We took a drive along the excellent forest roads where we had the opportunity to get a sense of the past history of farming with sheep, goats and pigs in the early 1900’s. Their new acquisition of an adjacent 227 acres has diversified their age class of trees (12 years old) to allow for the younger generation of the family to have stands they can manage and harvest. We took a look at a 16 acre site logged in 2018 that yielded almost 1 million board feet. Some of these logs were sent to Hull-Oakes because they were over 28” diameter, but at only about an 11% lower price, with a shorter haul.
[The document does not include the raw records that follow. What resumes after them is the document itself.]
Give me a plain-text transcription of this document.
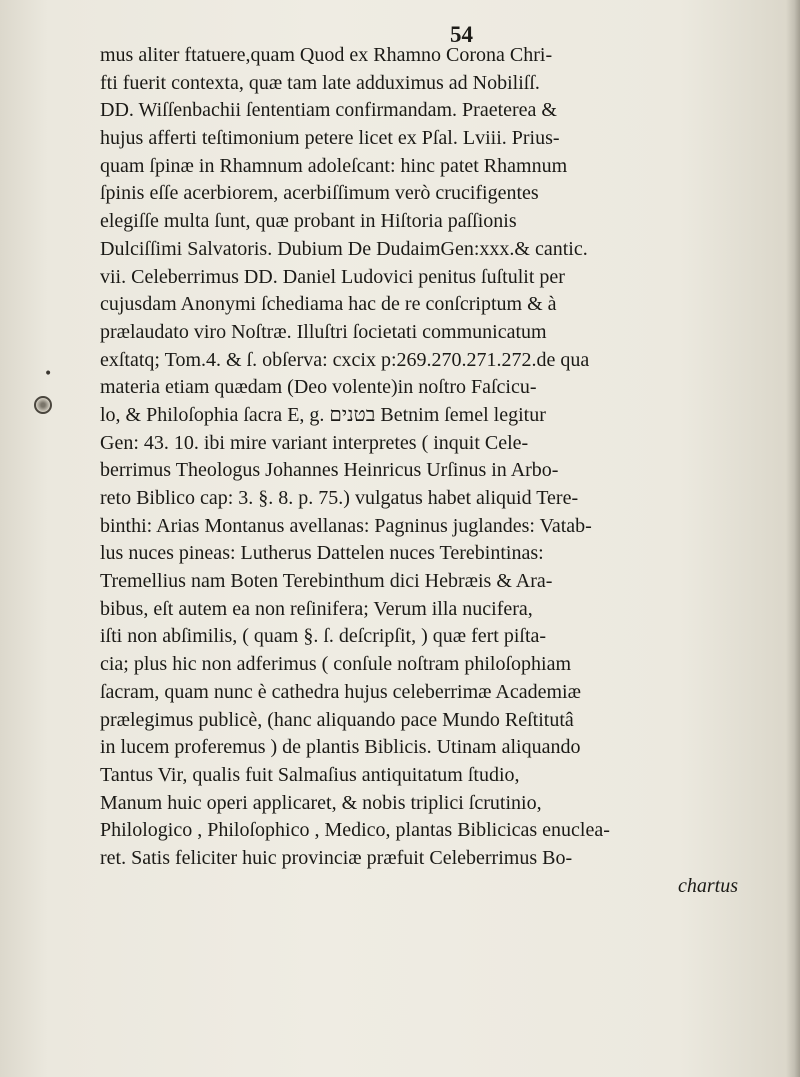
54
•
mus aliter ftatuere,quam Quod ex Rhamno Corona Chri-
fti fuerit contexta, quæ tam late adduximus ad Nobiliſſ.
DD. Wiſſenbachii ſententiam confirmandam. Praeterea &
hujus afferti teſtimonium petere licet ex Pſal. Lviii. Prius-
quam ſpinæ in Rhamnum adoleſcant: hinc patet Rhamnum
ſpinis eſſe acerbiorem, acerbiſſimum verò crucifigentes
elegiſſe multa ſunt, quæ probant in Hiſtoria paſſionis
Dulciſſimi Salvatoris. Dubium De DudaimGen:xxx.& cantic.
vii. Celeberrimus DD. Daniel Ludovici penitus ſuſtulit per
cujusdam Anonymi ſchediama hac de re conſcriptum & à
prælaudato viro Noſtræ. Illuſtri ſocietati communicatum
exſtatq; Tom.4. & ſ. obſerva: cxcix p:269.270.271.272.de qua
materia etiam quædam (Deo volente)in noſtro Faſcicu-
lo, & Philoſophia ſacra E, g. בטנים Betnim ſemel legitur
Gen: 43. 10. ibi mire variant interpretes ( inquit Cele-
berrimus Theologus Johannes Heinricus Urſinus in Arbo-
reto Biblico cap: 3. §. 8. p. 75.) vulgatus habet aliquid Tere-
binthi: Arias Montanus avellanas: Pagninus juglandes: Vatab-
lus nuces pineas: Lutherus Dattelen nuces Terebintinas:
Tremellius nam Boten Terebinthum dici Hebræis & Ara-
bibus, eſt autem ea non reſinifera; Verum illa nucifera,
iſti non abſimilis, ( quam §. ſ. deſcripſit, ) quæ fert piſta-
cia; plus hic non adferimus ( conſule noſtram philoſophiam
ſacram, quam nunc è cathedra hujus celeberrimæ Academiæ
prælegimus publicè, (hanc aliquando pace Mundo Reſtitutâ
in lucem proferemus ) de plantis Biblicis. Utinam aliquando
Tantus Vir, qualis fuit Salmaſius antiquitatum ſtudio,
Manum huic operi applicaret, & nobis triplici ſcrutinio,
Philologico , Philoſophico , Medico, plantas Biblicicas enuclea-
ret. Satis feliciter huic provinciæ præfuit Celeberrimus Bo-
chartus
Family members from three generations showed us a planting site where each of the six families took responsibility for planting a section. They emphasized how important it was to build a sense of individual ownership by allowing each family member to participate in their own way, whether making signs, encouraging wildlife, marking, thinning or logging.
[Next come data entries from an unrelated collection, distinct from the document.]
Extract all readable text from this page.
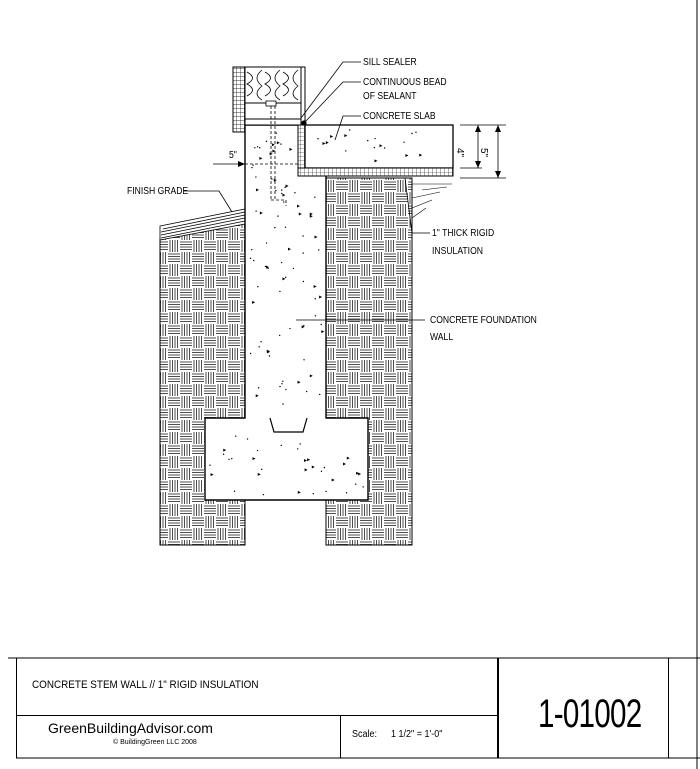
SILL SEALER
CONTINUOUS BEAD
OF SEALANT
CONCRETE SLAB
FINISH GRADE
1" THICK RIGID
INSULATION
CONCRETE FOUNDATION
WALL
5"	4" 5"
CONCRETE STEM WALL // 1" RIGID INSULATION
GreenBuildingAdvisor.com
© BuildingGreen LLC 2008
Scale: 1 1/2" = 1'-0" 1-01002
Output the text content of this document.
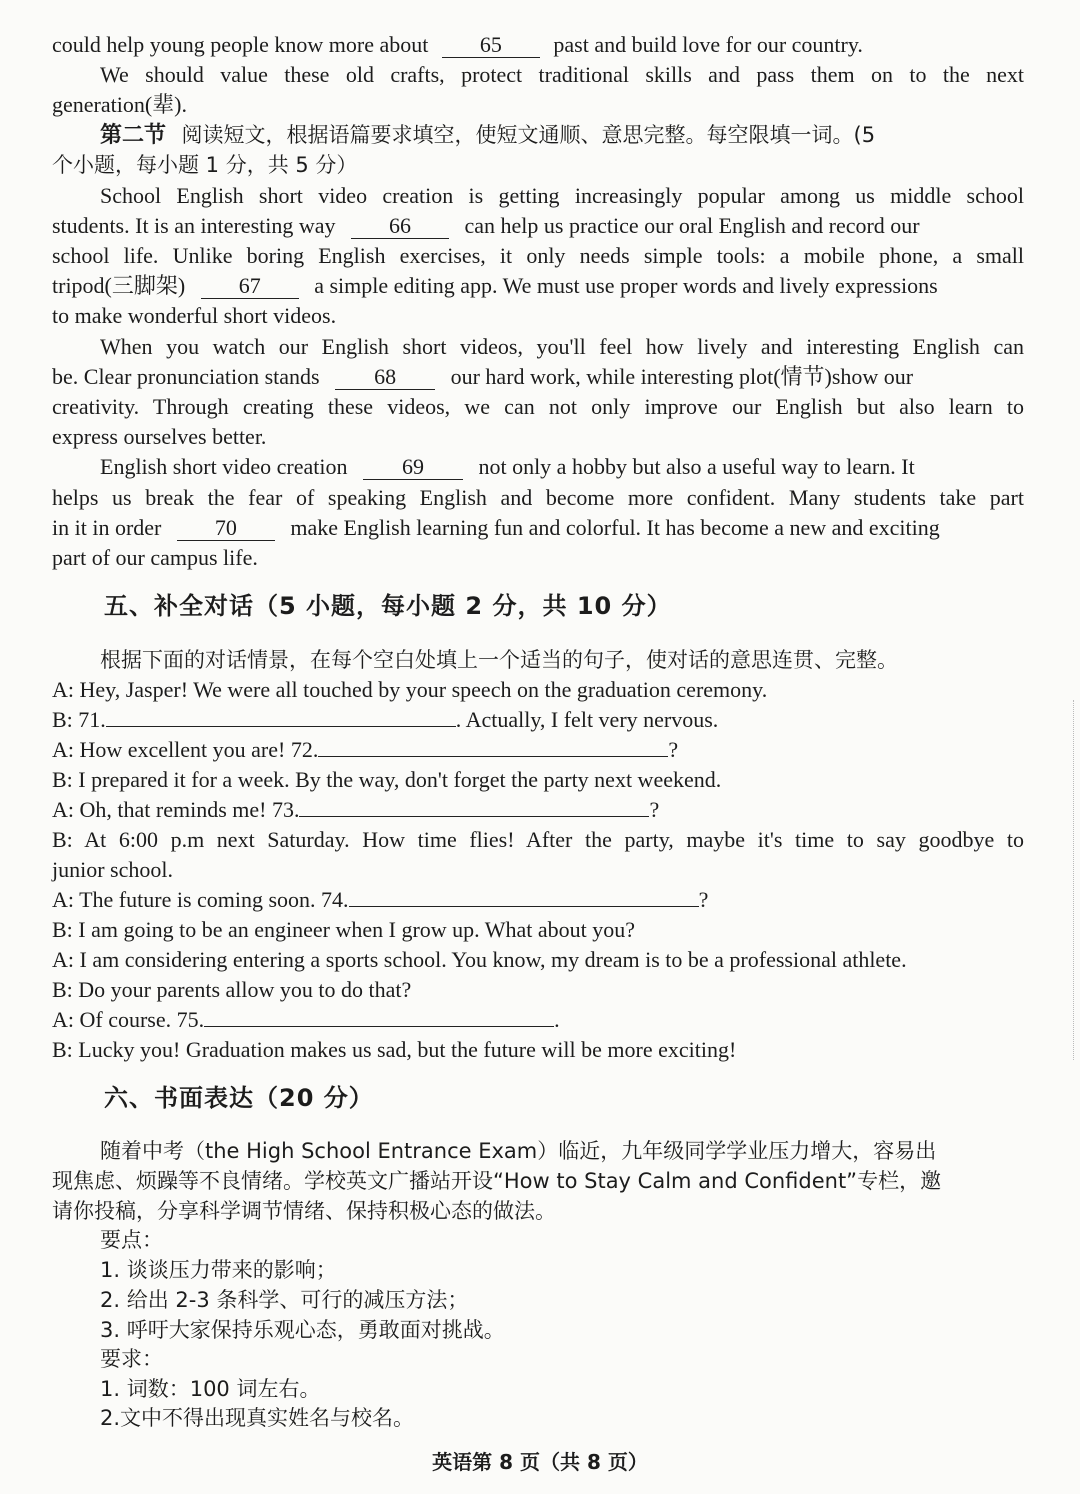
could help young people know more about 65 past and build love for our country.
We should value these old crafts, protect traditional skills and pass them on to the next
generation(辈).
第二节 阅读短文，根据语篇要求填空，使短文通顺、意思完整。每空限填一词。(5
个小题，每小题 1 分，共 5 分）
School English short video creation is getting increasingly popular among us middle school
students. It is an interesting way 66 can help us practice our oral English and record our
school life. Unlike boring English exercises, it only needs simple tools: a mobile phone, a small
tripod(三脚架) 67 a simple editing app. We must use proper words and lively expressions
to make wonderful short videos.
When you watch our English short videos, you'll feel how lively and interesting English can
be. Clear pronunciation stands 68 our hard work, while interesting plot(情节)show our
creativity. Through creating these videos, we can not only improve our English but also learn to
express ourselves better.
English short video creation 69 not only a hobby but also a useful way to learn. It
helps us break the fear of speaking English and become more confident. Many students take part
in it in order 70 make English learning fun and colorful. It has become a new and exciting
part of our campus life.
五、补全对话（5 小题，每小题 2 分，共 10 分）
根据下面的对话情景，在每个空白处填上一个适当的句子，使对话的意思连贯、完整。
A: Hey, Jasper! We were all touched by your speech on the graduation ceremony.
B: 71.	. Actually, I felt very nervous.
A: How excellent you are! 72.	?
B: I prepared it for a week. By the way, don't forget the party next weekend.
A: Oh, that reminds me! 73.	?
B: At 6:00 p.m next Saturday. How time flies! After the party, maybe it's time to say goodbye to
junior school.
A: The future is coming soon. 74.	?
B: I am going to be an engineer when I grow up. What about you?
A: I am considering entering a sports school. You know, my dream is to be a professional athlete.
B: Do your parents allow you to do that?
A: Of course. 75.	.
B: Lucky you! Graduation makes us sad, but the future will be more exciting!
六、书面表达（20 分）
随着中考（the High School Entrance Exam）临近，九年级同学学业压力增大，容易出
现焦虑、烦躁等不良情绪。学校英文广播站开设“How to Stay Calm and Confident”专栏，邀
请你投稿，分享科学调节情绪、保持积极心态的做法。
要点：
1. 谈谈压力带来的影响；
2. 给出 2-3 条科学、可行的减压方法；
3. 呼吁大家保持乐观心态，勇敢面对挑战。
要求：
1. 词数：100 词左右。
2.文中不得出现真实姓名与校名。
英语第 8 页（共 8 页）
A walk along “Kayla’s Trail” led us to a small pond where Kayla has worked to enhance the population of red-legged frogs and has introduced Oregon chub with the help of Oregon Dept of Fish & Wildlife. Kayla shared her enthusiasm for this small native minnow that was listed as endangered in Oregon in 1993 and then, in 2015, became the first fish to be successfully delisted.
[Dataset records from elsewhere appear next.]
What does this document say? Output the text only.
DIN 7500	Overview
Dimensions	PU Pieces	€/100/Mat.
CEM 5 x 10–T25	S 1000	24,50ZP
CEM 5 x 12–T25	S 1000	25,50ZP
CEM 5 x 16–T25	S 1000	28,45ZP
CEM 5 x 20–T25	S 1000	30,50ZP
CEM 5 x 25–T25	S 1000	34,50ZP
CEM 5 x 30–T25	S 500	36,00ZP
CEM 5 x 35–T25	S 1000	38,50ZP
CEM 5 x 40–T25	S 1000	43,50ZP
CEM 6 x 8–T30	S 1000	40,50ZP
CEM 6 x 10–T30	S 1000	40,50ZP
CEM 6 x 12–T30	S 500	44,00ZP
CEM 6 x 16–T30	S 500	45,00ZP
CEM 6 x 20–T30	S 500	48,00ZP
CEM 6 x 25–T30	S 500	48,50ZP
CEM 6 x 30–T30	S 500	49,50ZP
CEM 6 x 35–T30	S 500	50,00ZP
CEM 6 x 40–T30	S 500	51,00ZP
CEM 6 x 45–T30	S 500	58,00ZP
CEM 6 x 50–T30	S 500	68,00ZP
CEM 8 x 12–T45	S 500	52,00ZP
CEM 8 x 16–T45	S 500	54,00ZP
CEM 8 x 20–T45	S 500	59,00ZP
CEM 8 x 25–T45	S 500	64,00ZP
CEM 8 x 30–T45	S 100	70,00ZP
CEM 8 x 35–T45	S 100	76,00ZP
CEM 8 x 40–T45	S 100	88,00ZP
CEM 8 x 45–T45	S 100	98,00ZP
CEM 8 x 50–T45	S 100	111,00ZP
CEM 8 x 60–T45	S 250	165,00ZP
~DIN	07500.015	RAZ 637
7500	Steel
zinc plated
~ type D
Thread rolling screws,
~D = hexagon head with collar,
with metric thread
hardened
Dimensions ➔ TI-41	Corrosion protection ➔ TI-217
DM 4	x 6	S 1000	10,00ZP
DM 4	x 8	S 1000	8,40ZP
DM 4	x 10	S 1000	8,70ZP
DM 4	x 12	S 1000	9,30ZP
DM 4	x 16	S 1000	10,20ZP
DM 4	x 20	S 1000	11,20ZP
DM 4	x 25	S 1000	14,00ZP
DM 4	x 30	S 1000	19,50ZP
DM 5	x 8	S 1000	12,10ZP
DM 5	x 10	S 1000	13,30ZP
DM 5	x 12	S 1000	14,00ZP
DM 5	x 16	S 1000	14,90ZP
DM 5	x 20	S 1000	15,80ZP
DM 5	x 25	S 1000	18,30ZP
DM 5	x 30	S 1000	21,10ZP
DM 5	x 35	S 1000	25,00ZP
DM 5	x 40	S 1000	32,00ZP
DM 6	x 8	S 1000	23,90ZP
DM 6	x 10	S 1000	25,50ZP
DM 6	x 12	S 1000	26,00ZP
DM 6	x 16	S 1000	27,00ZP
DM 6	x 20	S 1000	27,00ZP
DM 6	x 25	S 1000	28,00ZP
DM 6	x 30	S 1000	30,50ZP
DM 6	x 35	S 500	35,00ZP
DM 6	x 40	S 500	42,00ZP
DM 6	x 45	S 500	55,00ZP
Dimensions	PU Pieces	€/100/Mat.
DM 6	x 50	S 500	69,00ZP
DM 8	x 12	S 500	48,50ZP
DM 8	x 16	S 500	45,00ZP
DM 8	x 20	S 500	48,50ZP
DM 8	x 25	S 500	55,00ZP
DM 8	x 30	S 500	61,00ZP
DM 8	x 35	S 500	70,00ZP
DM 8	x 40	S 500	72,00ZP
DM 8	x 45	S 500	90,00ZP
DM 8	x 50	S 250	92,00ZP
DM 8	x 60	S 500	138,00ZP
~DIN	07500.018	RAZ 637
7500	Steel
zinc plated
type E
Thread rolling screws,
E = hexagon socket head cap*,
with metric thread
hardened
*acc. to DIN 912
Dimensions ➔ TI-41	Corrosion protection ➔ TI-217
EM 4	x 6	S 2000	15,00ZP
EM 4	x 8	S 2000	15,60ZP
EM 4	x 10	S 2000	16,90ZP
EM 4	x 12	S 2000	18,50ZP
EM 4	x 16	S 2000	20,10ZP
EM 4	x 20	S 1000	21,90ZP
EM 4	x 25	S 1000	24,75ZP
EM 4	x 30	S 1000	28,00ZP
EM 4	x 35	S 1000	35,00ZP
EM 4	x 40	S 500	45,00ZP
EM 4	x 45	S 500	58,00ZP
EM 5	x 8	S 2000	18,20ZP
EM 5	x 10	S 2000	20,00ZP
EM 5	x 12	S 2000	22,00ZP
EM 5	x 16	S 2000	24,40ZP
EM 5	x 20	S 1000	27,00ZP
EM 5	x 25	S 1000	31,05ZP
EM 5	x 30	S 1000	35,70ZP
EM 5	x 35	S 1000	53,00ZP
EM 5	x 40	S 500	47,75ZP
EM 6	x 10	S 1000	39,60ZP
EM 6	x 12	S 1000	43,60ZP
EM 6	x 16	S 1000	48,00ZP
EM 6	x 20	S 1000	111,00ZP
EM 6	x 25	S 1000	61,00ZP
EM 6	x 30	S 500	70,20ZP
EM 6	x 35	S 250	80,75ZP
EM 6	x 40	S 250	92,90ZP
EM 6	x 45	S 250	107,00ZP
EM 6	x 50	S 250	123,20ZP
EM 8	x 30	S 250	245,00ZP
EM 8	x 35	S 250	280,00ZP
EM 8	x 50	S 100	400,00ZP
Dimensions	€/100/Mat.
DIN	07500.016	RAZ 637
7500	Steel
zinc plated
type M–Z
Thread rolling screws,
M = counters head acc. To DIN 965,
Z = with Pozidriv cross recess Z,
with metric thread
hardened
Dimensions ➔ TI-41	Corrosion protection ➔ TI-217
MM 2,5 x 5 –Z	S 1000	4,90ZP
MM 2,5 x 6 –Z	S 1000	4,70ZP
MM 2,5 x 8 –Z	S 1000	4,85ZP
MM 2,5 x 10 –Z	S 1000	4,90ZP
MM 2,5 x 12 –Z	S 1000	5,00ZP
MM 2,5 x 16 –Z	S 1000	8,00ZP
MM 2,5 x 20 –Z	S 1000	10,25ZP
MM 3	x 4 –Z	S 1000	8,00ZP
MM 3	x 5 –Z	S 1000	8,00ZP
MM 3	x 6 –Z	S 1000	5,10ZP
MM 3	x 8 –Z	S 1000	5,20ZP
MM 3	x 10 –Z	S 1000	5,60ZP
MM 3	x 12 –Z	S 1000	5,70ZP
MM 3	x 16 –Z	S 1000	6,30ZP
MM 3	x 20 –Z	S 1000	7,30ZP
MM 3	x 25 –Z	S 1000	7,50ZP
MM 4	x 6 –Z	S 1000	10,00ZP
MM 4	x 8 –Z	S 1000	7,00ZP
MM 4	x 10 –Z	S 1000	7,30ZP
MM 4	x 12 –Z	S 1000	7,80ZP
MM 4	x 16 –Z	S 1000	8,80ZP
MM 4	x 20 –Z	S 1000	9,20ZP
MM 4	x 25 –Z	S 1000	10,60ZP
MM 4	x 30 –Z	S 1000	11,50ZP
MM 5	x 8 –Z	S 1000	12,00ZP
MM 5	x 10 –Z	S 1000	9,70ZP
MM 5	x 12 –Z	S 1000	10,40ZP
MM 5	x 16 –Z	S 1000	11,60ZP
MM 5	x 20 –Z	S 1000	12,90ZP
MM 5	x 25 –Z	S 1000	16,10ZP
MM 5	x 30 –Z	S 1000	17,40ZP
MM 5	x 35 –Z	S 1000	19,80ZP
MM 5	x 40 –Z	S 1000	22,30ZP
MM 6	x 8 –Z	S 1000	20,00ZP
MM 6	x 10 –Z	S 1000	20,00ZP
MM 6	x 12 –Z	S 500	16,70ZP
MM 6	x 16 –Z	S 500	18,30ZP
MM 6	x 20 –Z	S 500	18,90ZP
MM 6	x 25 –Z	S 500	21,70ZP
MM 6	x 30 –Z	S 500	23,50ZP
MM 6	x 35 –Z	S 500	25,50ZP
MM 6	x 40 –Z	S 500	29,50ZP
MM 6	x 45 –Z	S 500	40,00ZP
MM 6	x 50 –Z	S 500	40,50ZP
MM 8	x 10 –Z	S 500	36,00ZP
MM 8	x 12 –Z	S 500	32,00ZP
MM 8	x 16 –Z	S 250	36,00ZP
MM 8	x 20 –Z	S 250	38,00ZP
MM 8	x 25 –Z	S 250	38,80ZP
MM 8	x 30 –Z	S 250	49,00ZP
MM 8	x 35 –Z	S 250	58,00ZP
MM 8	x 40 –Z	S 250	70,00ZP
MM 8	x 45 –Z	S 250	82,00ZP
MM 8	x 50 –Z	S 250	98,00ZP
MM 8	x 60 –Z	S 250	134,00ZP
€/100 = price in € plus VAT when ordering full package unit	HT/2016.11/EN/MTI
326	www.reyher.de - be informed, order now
We visited a Douglas fir stand with Mike Cloughesy from Oregon Forest Resources Institute (the sponsor of the tour). Mike led an informative discussion of how to assess the condition of the stand and its need for thinning. He showed us how to use the stand density table developed by OSU Extension (EM9206 June 2018) to determine the level of crowding and competition in a stand of trees and determine when to thin the stand.
Marsha Carr, one of the six children of Don and Donna Oakes, was active in the Benton Co Chapter prior to her passing in September 2018. Marsha developed their forest management plan and endeavored to bring all four generations of her family together around management of their forest land. It was clear to me that Marsha’s legacy lives on in the Carr-Oakes Family and their forest.